24th
98.6
Fever fits me like a favorite, worn-in blanket. Normally my body temperature rests at one and a quarter/ one half degrees below normal (in inverse proportion to my height, which alternately slouches and stands at 5’6” 1/4/1/2) so that a spring breeze can chill my naturally good temper and a sheet at night becomes my best ally in the full thickness of a summer heat wave.
The sickness is not named for the first couple of hours where it sets up house in the nasal cavity, now arrested on a neural passageway, rounding the corner to the left eye alone where it threatens to petrify my gaze into Cyclopean ill-will. I take no notice though — for now I am just looking around, ready to seal the deal with that perfect, jaunty wink.
The onset of the sickness is a manic depressive’s balancing act, elatedly exhausted. A down jacket billows around my waist on a 30 degree winter day - pinafore-like - with each strut-swagger of my hips.
I look at boys who are looking back through curtained eyes soaked with fever.
If the movie is bad I can close my eyes and sink into a titillating montage of dreams.

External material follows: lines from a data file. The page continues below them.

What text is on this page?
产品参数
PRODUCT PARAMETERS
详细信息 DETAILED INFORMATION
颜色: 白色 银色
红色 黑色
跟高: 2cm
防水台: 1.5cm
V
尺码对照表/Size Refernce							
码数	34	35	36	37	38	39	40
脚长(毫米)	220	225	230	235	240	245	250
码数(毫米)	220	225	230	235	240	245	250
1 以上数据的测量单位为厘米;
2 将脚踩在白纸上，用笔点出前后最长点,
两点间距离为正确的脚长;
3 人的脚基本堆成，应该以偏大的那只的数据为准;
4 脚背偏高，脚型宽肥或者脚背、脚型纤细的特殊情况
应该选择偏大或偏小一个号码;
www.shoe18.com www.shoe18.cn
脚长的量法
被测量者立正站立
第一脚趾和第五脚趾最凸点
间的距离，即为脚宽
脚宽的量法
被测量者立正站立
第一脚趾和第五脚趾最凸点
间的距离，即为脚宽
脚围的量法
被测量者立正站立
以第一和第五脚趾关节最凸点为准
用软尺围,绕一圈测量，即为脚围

If the post-cinematic coddling at the cafe is worse then I will just cradle my chin and wineglass until my head rests unbecomingly on a zebra-patterned table.
I am the sick girl, after all, and allowances have to be made for the sick.
“…It’s ok; she’s just feeling sick…” “She is not well…” “She is just resting….”
And there is no awkwardness at all until the conversation trickles by incoherently with its dull coherence and a childhood dog is reanimated by just two hairline fractures on the ceiling.
The boys are not looking back now. Only the waiter, each of us mildly terrified.